Das Missverständnis um Storypoints

Schätzen, Pokern und Aufwand

Um den voraussichtlichen Aufwand eines Product-Backlog-Items zu schätzen, verwenden viele Entwicklungsteams das Konzept der Storypoints. Es handelt sich um einen abstrakten, team-spezifischen Wert, der die Komplexität einer Aufgabe abbilden soll.

1. Fehler: Zeit statt Komplexität

Viele Teams machen bereits hier den Fehler und schätzen die Zeit ab, die sie vermutlich benötigen werden, dieses Item umzusetzen. Dies ist falsch: Geschätzt werden soll die Komplexität der Aufgabe.

2. Fehler: Kapazitätsplanung

Darauf aufbauend folgt der zweite Fehler: Die Storypoints, die in einem Sprint vom Entwicklungsteam umgesetzt werden, werden nun zur Kapazitätsplanung für die folgenden Iterationen herangezogen.

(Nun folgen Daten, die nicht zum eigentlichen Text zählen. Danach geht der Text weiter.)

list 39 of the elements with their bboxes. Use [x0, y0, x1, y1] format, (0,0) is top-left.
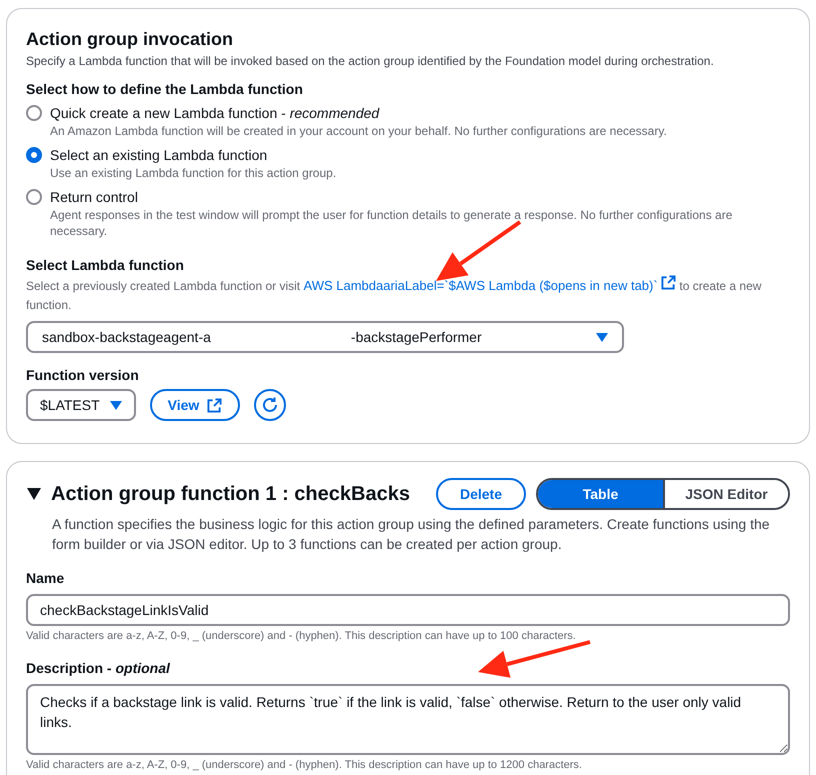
- select-value: -backstagePerformer: [350, 329, 482, 345]
- radio-label[interactable]: Return control: [50, 187, 790, 207]
- refresh-icon: [261, 396, 280, 414]
- radio-button[interactable]: [26, 105, 42, 121]
- option-description: Use an existing Lambda function for this action group.: [50, 165, 338, 181]
- radio-label[interactable]: Select an existing Lambda function: [50, 145, 790, 165]
- lambda-select[interactable]: sandbox-backstageagent-a -backstagePerformer: [26, 321, 624, 353]
- refresh-button[interactable]: [254, 389, 286, 421]
- option-description: Agent responses in the test window will prompt the user for function details to generate a response. No further configurations are necessary.: [50, 207, 734, 239]
- mode-tab[interactable]: Table: [538, 480, 663, 508]
- section-title: Action group invocation: [26, 28, 234, 51]
- option-description: An Amazon Lambda function will be created in your account on your behalf. No further configurations are necessary.: [50, 123, 668, 139]
- field-label: Description - optional: [26, 659, 171, 678]
- function-description: A function specifies the business logic for this action group using the defined parameters. Create functions using the form builder or via JSON editor. Up to 3 functions can be created per action group.: [52, 515, 771, 554]
- select-value: sandbox-backstageagent-a: [42, 329, 211, 345]
- mode-tab[interactable]: JSON Editor: [663, 480, 788, 508]
- description-field[interactable]: Checks if a backstage link is valid. Returns `true` if the link is valid, `false` otherwise. Return to the user only valid links.: [26, 684, 790, 755]
- section-description: Specify a Lambda function that will be invoked based on the action group identified by the Foundation model during orchestration.: [26, 53, 715, 69]
- external-link-icon: [661, 275, 676, 290]
- field-label: Function version: [26, 366, 140, 385]
- delete-button[interactable]: Delete: [436, 478, 526, 510]
- field-label: Select how to define the Lambda function: [26, 80, 304, 99]
- lambda-link[interactable]: AWS LambdaariaLabel=`$AWS Lambda ($opens in new tab)`: [304, 278, 658, 293]
- radio-button[interactable]: [26, 147, 42, 163]
- function-title: Action group function 1 : checkBacks: [51, 482, 411, 506]
- radio-label[interactable]: Quick create a new Lambda function - recommended: [50, 103, 790, 123]
- external-link-icon: [207, 398, 222, 412]
- field-hint: Select a previously created Lambda function or visit AWS LambdaariaLabel=`$AWS Lambda ($opens in new tab)` to create a new function.: [26, 275, 790, 315]
- version-select[interactable]: $LATEST: [26, 389, 136, 421]
- caret-icon: [110, 400, 122, 410]
- field-hint: Valid characters are a-z, A-Z, 0-9, _ (underscore) and - (hyphen). This description can have up to 100 characters.: [26, 629, 577, 644]
- field-label: Name: [26, 569, 66, 588]
- field-label: Select Lambda function: [26, 256, 185, 275]
- radio-button[interactable]: [26, 189, 42, 205]
- name-field[interactable]: checkBackstageLinkIsValid: [26, 594, 790, 626]
- caret-icon: [596, 332, 608, 342]
- view-button[interactable]: View: [150, 389, 240, 421]
- collapse-caret-icon[interactable]: [27, 488, 41, 500]
- field-hint: Valid characters are a-z, A-Z, 0-9, _ (underscore) and - (hyphen). This description can have up to 1200 characters.: [26, 758, 583, 773]
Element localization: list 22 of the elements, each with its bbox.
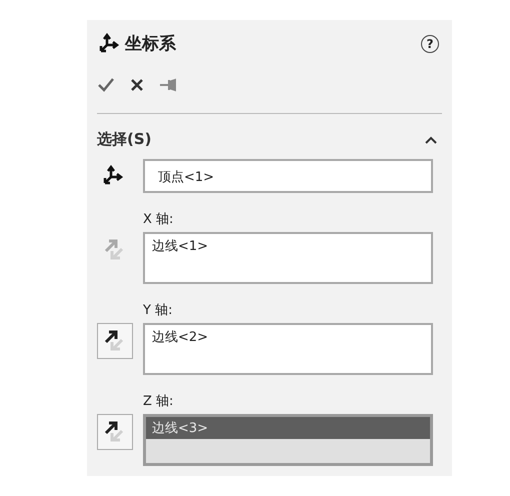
selection-field[interactable]: 边线<2> bbox=[143, 323, 433, 375]
selection-item[interactable]: 边线<3> bbox=[146, 417, 430, 439]
coordinate-axes-icon bbox=[97, 32, 119, 54]
selection-item[interactable]: 边线<2> bbox=[146, 326, 430, 348]
reverse-direction-button[interactable] bbox=[97, 414, 133, 450]
selection-item[interactable]: 顶点<1> bbox=[152, 166, 424, 188]
collapse-caret-icon[interactable] bbox=[424, 134, 438, 144]
selection-field[interactable]: 边线<1> bbox=[143, 232, 433, 284]
axis-label: Y 轴: bbox=[143, 302, 174, 319]
panel-title: 坐标系 bbox=[125, 33, 176, 55]
close-icon[interactable] bbox=[129, 77, 145, 93]
selection-item[interactable]: 边线<1> bbox=[146, 235, 430, 257]
section-title[interactable]: 选择(S) bbox=[97, 130, 152, 149]
reverse-direction-button[interactable] bbox=[97, 323, 133, 359]
selection-field[interactable]: 边线<3> bbox=[143, 414, 433, 466]
check-icon[interactable] bbox=[97, 77, 115, 93]
axis-label: Z 轴: bbox=[143, 393, 174, 410]
selection-field[interactable]: 顶点<1> bbox=[143, 159, 433, 193]
pushpin-icon[interactable] bbox=[159, 77, 177, 93]
axis-label: X 轴: bbox=[143, 211, 174, 228]
coordinate-axes-icon bbox=[101, 165, 123, 187]
help-button[interactable]: ? bbox=[421, 34, 439, 52]
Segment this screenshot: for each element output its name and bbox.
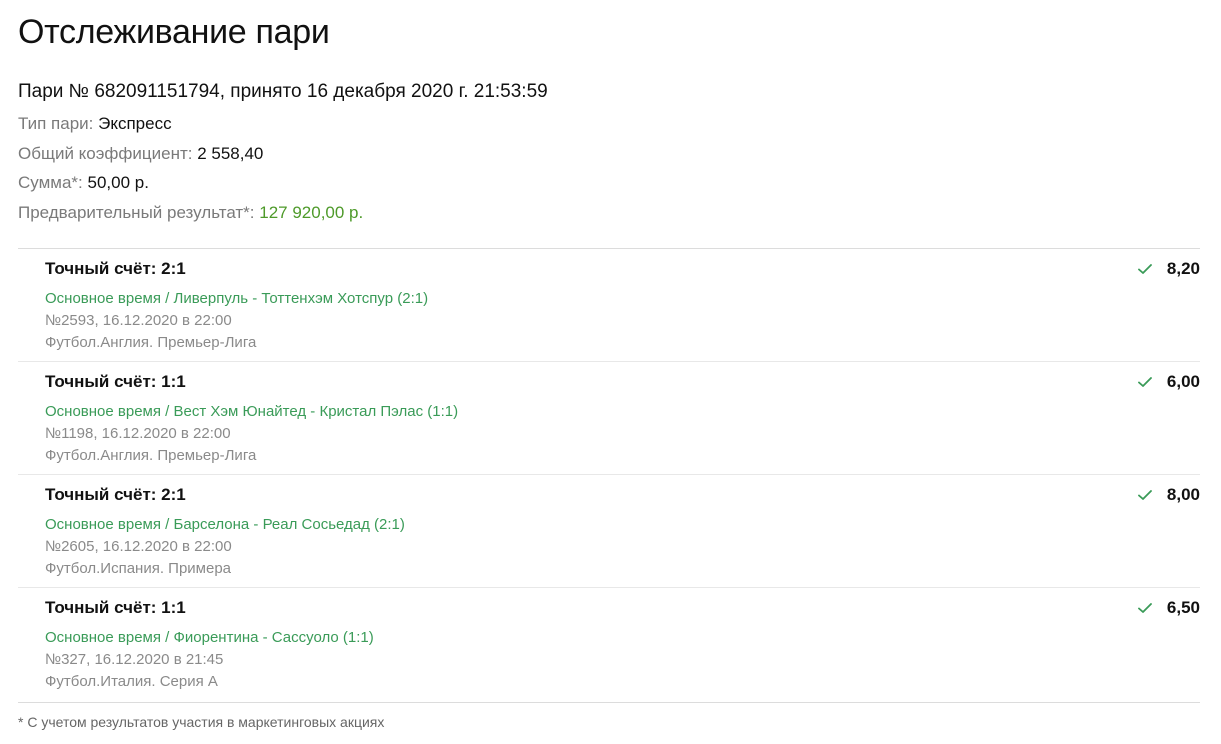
event-market-link[interactable]: Основное время / Ливерпуль - Тоттенхэм Х… [45,289,428,309]
event-row: Точный счёт: 2:1 Основное время / Барсел… [18,475,1200,588]
event-market-link[interactable]: Основное время / Фиорентина - Сассуоло (… [45,628,374,648]
event-row: Точный счёт: 1:1 Основное время / Фиорен… [18,588,1200,702]
preliminary-result-label: Предварительный результат*: [18,203,260,222]
event-outcome: Точный счёт: 1:1 [45,598,186,617]
bet-type-value: Экспресс [98,114,172,133]
event-number-date: №2593, 16.12.2020 в 22:00 [45,312,232,329]
bet-type-label: Тип пари: [18,114,99,133]
event-odds: 6,50 [1166,598,1200,617]
event-row: Точный счёт: 1:1 Основное время / Вест Х… [18,362,1200,475]
event-outcome: Точный счёт: 2:1 [45,485,186,504]
stake-sum-value: 50,00 р. [87,173,149,192]
stake-sum-label: Сумма*: [18,173,88,192]
preliminary-result-row: Предварительный результат*: 127 920,00 р… [18,202,363,224]
event-market-link[interactable]: Основное время / Барселона - Реал Сосьед… [45,515,405,535]
event-outcome: Точный счёт: 1:1 [45,372,186,391]
event-league: Футбол.Испания. Примера [45,560,232,577]
event-number-date: №327, 16.12.2020 в 21:45 [45,651,224,668]
event-status-odds: 6,00 [1137,371,1200,393]
event-row: Точный счёт: 2:1 Основное время / Ливерп… [18,249,1200,362]
event-odds: 8,20 [1166,259,1200,278]
event-league: Футбол.Италия. Серия А [45,673,218,690]
check-icon [1138,377,1152,387]
event-league: Футбол.Англия. Премьер-Лига [45,334,257,351]
footnote: * С учетом результатов участия в маркети… [18,714,385,730]
events-list: Точный счёт: 2:1 Основное время / Ливерп… [18,248,1200,703]
event-market-link[interactable]: Основное время / Вест Хэм Юнайтед - Крис… [45,402,458,422]
event-status-odds: 6,50 [1137,597,1200,619]
event-odds: 6,00 [1166,372,1200,391]
check-icon [1138,490,1152,500]
page-title: Отслеживание пари [18,13,330,51]
event-odds: 8,00 [1166,485,1200,504]
event-status-odds: 8,00 [1137,484,1200,506]
bet-header: Пари № 682091151794, принято 16 декабря … [18,81,548,102]
total-coefficient-label: Общий коэффициент: [18,144,198,163]
total-coefficient-row: Общий коэффициент: 2 558,40 [18,143,263,165]
check-icon [1138,603,1152,613]
bet-type-row: Тип пари: Экспресс [18,113,172,135]
event-number-date: №2605, 16.12.2020 в 22:00 [45,538,232,555]
total-coefficient-value: 2 558,40 [197,144,264,163]
stake-sum-row: Сумма*: 50,00 р. [18,172,149,194]
event-number-date: №1198, 16.12.2020 в 22:00 [45,425,231,442]
event-league: Футбол.Англия. Премьер-Лига [45,447,257,464]
event-status-odds: 8,20 [1137,258,1200,280]
event-outcome: Точный счёт: 2:1 [45,259,186,278]
preliminary-result-value: 127 920,00 р. [259,203,364,222]
check-icon [1138,264,1152,274]
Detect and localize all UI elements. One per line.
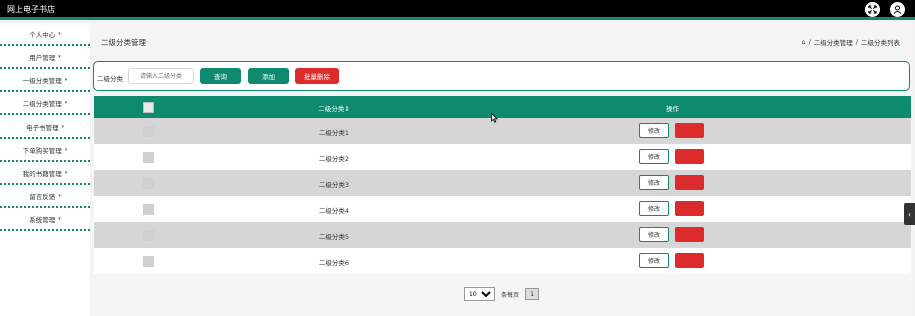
- caret-down-icon: ▾: [64, 147, 68, 153]
- search-panel: 二级分类 查询 添加 批量删除: [93, 61, 910, 91]
- row-checkbox[interactable]: [143, 204, 154, 215]
- sidebar-item-label: 下单购买管理: [22, 147, 62, 155]
- sidebar-item-label: 二级分类管理: [22, 100, 62, 108]
- user-avatar-icon[interactable]: [890, 2, 905, 17]
- caret-down-icon: ▾: [64, 77, 68, 83]
- add-button[interactable]: 添加: [248, 68, 289, 84]
- row-name: 二级分类4: [318, 207, 350, 215]
- query-button[interactable]: 查询: [200, 68, 241, 84]
- caret-down-icon: ▾: [58, 193, 61, 199]
- sidebar-item-label: 电子书管理: [25, 124, 59, 132]
- breadcrumb-separator: /: [808, 38, 811, 46]
- column-header-name[interactable]: 二级分类⇕: [284, 103, 384, 113]
- delete-button[interactable]: [675, 253, 704, 268]
- row-name: 二级分类1: [318, 129, 350, 137]
- top-bar: 网上电子书店: [0, 0, 915, 20]
- edit-button[interactable]: 修改: [639, 175, 669, 190]
- row-name: 二级分类3: [318, 181, 350, 189]
- sidebar-item-personal-center[interactable]: 个人中心 ▾: [0, 24, 90, 46]
- breadcrumb-level1[interactable]: 二级分类管理: [814, 37, 853, 47]
- sidebar-item-secondary-category[interactable]: 二级分类管理 ▾: [0, 93, 90, 115]
- page-number-button[interactable]: 1: [525, 288, 540, 300]
- caret-down-icon: ▾: [58, 216, 61, 222]
- app-title: 网上电子书店: [7, 5, 55, 14]
- table-header: 二级分类⇕ 操作: [94, 96, 911, 118]
- table-row: 二级分类5 修改: [94, 222, 911, 248]
- edit-button[interactable]: 修改: [639, 253, 669, 268]
- breadcrumb: ⌂ / 二级分类管理 / 二级分类列表: [801, 37, 900, 47]
- page-size-select[interactable]: 10: [464, 287, 495, 301]
- table-row: 二级分类1 修改: [94, 118, 911, 144]
- edit-button[interactable]: 修改: [639, 227, 669, 242]
- collapse-handle[interactable]: ‹: [904, 203, 915, 225]
- sidebar-item-label: 一级分类管理: [22, 77, 62, 85]
- delete-button[interactable]: [675, 227, 704, 242]
- row-checkbox[interactable]: [143, 230, 154, 241]
- row-checkbox[interactable]: [143, 256, 154, 267]
- delete-button[interactable]: [675, 123, 704, 138]
- chevron-left-icon: ‹: [907, 209, 912, 219]
- sidebar-item-user-management[interactable]: 用户管理 ▾: [0, 47, 90, 69]
- table-row: 二级分类2 修改: [94, 144, 911, 170]
- row-checkbox[interactable]: [143, 152, 154, 163]
- batch-delete-button[interactable]: 批量删除: [295, 68, 339, 84]
- sidebar-item-label: 我的书籍管理: [22, 170, 62, 178]
- sidebar: 个人中心 ▾ 用户管理 ▾ 一级分类管理 ▾ 二级分类管理 ▾ 电子书管理 ▾ 下单购买管…: [0, 23, 90, 316]
- arrows-icon: [868, 5, 877, 14]
- sidebar-item-primary-category[interactable]: 一级分类管理 ▾: [0, 70, 90, 92]
- breadcrumb-level2: 二级分类列表: [861, 39, 900, 47]
- sidebar-item-label: 留言反馈: [29, 193, 56, 201]
- row-name: 二级分类6: [318, 259, 350, 267]
- delete-button[interactable]: [675, 201, 704, 216]
- caret-down-icon: ▾: [58, 31, 61, 37]
- breadcrumb-separator: /: [855, 38, 858, 46]
- select-all-checkbox[interactable]: [143, 102, 154, 113]
- caret-down-icon: ▾: [64, 170, 68, 176]
- sidebar-item-feedback[interactable]: 留言反馈 ▾: [0, 186, 90, 208]
- per-page-label: 条每页: [501, 291, 520, 299]
- search-label: 二级分类: [97, 75, 123, 83]
- edit-button[interactable]: 修改: [639, 123, 669, 138]
- delete-button[interactable]: [675, 175, 704, 190]
- sidebar-item-label: 系统管理: [29, 216, 56, 224]
- edit-button[interactable]: 修改: [639, 201, 669, 216]
- sidebar-item-label: 用户管理: [29, 54, 56, 62]
- user-icon: [893, 5, 902, 14]
- caret-down-icon: ▾: [64, 100, 68, 106]
- sidebar-item-ebook-management[interactable]: 电子书管理 ▾: [0, 117, 90, 139]
- page-title: 二级分类管理: [101, 38, 146, 47]
- caret-down-icon: ▾: [58, 54, 61, 60]
- table-row: 二级分类3 修改: [94, 170, 911, 196]
- edit-button[interactable]: 修改: [639, 149, 669, 164]
- caret-down-icon: ▾: [61, 124, 64, 130]
- row-name: 二级分类5: [318, 233, 350, 241]
- row-checkbox[interactable]: [143, 126, 154, 137]
- sidebar-item-my-books[interactable]: 我的书籍管理 ▾: [0, 163, 90, 185]
- sidebar-item-label: 个人中心: [29, 31, 56, 39]
- row-name: 二级分类2: [318, 155, 350, 163]
- mouse-cursor-icon: [491, 113, 498, 123]
- header-bar: 二级分类管理 ⌂ / 二级分类管理 / 二级分类列表: [91, 23, 914, 58]
- table-row: 二级分类6 修改: [94, 248, 911, 274]
- main-content: 二级分类管理 ⌂ / 二级分类管理 / 二级分类列表 二级分类 查询 添加 批量…: [91, 23, 914, 316]
- search-input[interactable]: [128, 68, 194, 84]
- table-row: 二级分类4 修改: [94, 196, 911, 222]
- fullscreen-icon[interactable]: [865, 2, 880, 17]
- sidebar-item-order-management[interactable]: 下单购买管理 ▾: [0, 140, 90, 162]
- pagination: 10 条每页 1: [464, 287, 540, 301]
- home-icon[interactable]: ⌂: [801, 38, 805, 46]
- column-header-actions: 操作: [666, 105, 679, 113]
- delete-button[interactable]: [675, 149, 704, 164]
- row-checkbox[interactable]: [143, 178, 154, 189]
- sidebar-item-system-management[interactable]: 系统管理 ▾: [0, 209, 90, 231]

3. Fehler: Produktmanagement

Nun glaubt das Produktmanagement, mit den Storypoints einen Wert in der Hand zu haben, der es ihm ermöglicht, die Erreichung bestimmter zukünftiger Milestones zu berechnen. Willkommen zurück in der Welt der Wasserfall-Entwicklung,

Was Storypoints wirklich sind

Agile Softwareentwicklung stellt immer das Produkt und seine Inkremente in den Mittelpunkt. Das Produkt bringt den Wert für die Benutzer und damit letzlich dem Produkt-Eigentümer. Wie viel Zeit das Entwicklungsteam damit zugebracht hat, ist für die Qualität der Software völlig unerheblich.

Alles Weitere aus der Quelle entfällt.